Outro absurdo que proferem é que Jesus tinha um conflito pessoal com o pecado: A resposta é que na cruz Jesus destruiu o poder do pecado nele mesmo, a profecia de Gn 3.15 é, primeiramente, sobre o conflito entre Jesus e o pecado.5

Tais afirmações são heresias puras, descabidas. E o universo evangélico tem sido invadido por elas. A fim de semearem suas doutrinas, os cristadelfos oferecem estudos bíblicos gratuitos. Cristãos, cuidado!

As Escrituras, portanto, demonstram ampla e claramente a preexistência de Cristo. A saber:

Cristo não teve princípio. Ele é Deus!

No princípio era o Verbo, e o Verbo estava com Deus, e o Verbo era Deus (Jo 1.1). Jesus Cristo sempre existiu. Ele estava com Deus. No princípio Ele era; isto é, Ele já estava presente. Cristo não fora criado. Sua eternidade pode ser vista até mesmo no Antigo Testamento: E tu, Belém Efrata, posto que pequena entre milhares de Judá, de ti me sairá o que será Senhor em Israel, e cujas origens são desde os tempos antigos, desde os dias da eternidade (Mq 5:2).

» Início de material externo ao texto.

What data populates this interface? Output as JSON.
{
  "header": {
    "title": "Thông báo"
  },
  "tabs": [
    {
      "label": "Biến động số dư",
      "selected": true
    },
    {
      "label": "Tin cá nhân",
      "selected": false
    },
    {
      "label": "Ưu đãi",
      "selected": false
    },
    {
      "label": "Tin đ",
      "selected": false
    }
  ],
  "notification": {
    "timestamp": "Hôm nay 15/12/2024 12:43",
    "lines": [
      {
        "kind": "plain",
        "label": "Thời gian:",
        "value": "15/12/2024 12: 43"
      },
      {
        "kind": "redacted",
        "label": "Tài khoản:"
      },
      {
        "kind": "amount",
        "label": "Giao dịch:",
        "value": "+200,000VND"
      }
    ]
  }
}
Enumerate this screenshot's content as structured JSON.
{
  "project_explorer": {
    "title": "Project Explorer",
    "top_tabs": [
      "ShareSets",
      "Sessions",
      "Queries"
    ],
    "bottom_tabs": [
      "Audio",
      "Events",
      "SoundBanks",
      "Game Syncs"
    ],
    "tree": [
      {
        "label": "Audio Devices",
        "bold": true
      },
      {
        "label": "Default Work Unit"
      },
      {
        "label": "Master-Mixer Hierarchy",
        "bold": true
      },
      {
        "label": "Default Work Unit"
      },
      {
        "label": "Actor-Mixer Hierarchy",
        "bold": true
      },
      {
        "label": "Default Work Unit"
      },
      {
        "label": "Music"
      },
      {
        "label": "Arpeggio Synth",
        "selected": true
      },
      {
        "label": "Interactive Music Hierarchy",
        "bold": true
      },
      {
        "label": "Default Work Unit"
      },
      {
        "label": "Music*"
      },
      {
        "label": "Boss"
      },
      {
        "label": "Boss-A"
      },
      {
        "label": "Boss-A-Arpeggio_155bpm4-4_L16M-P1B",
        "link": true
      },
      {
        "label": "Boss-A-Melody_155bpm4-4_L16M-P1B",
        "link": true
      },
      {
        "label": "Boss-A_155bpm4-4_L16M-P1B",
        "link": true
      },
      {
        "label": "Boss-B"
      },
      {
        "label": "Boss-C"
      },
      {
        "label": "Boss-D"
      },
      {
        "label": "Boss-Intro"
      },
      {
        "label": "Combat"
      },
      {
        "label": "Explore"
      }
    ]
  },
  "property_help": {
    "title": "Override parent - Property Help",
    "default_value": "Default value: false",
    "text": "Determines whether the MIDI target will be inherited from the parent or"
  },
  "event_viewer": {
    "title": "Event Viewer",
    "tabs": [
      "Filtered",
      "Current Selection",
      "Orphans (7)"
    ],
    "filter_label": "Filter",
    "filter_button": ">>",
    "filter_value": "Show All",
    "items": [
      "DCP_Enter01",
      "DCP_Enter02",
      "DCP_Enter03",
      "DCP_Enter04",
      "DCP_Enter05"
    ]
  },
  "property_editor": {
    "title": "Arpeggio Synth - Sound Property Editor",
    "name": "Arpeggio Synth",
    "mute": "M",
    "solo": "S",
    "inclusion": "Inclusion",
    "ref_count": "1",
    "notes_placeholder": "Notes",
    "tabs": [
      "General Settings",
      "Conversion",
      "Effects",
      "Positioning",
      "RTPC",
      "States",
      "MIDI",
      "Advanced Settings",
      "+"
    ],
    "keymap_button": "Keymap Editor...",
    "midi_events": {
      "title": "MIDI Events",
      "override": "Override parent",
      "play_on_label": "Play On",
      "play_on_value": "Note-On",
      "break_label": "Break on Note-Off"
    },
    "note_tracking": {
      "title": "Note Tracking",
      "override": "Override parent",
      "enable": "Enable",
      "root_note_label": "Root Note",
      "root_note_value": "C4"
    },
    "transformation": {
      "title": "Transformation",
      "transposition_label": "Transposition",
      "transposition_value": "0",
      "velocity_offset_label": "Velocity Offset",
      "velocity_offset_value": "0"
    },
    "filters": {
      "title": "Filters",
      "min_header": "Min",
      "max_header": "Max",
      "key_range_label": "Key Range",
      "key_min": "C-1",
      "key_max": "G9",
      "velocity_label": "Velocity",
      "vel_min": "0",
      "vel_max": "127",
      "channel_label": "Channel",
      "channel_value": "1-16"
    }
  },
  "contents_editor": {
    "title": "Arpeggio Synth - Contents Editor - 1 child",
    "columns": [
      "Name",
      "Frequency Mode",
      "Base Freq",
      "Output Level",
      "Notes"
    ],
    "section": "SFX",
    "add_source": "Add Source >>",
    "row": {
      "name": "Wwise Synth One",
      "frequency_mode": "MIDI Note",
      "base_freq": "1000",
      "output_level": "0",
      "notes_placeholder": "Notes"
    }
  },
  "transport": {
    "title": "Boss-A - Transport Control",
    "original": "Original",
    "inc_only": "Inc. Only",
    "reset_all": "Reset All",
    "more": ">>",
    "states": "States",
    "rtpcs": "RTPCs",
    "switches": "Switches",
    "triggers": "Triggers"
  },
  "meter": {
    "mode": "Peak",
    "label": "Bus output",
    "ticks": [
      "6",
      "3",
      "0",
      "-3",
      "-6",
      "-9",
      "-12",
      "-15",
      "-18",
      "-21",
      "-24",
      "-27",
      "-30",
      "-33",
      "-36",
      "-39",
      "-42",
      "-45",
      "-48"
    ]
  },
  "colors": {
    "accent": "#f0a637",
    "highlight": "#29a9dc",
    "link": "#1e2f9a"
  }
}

Quanto à questão da sua própria eternidade, vejamos o que Jesus tem a declarar: Disse-lhes Jesus: Em verdade, em verdade vos digo que antes que Abraão existisse, eu sou (Jo 8.58).

A natureza divina de Cristo

Jesus Cristo foi chamado no Antigo Testamento de Emanuel, que quer dizer Deus conosco. Esta profecia de Isaías 7.14 cumpriu-se na vida de Jesus em Mateus 1.23, que diz: Eis que a virgem conceberá, e dará à luz um filho, e chamá-lo-ão pelo nome de EMANUEL, que traduzido é: Deus conosco.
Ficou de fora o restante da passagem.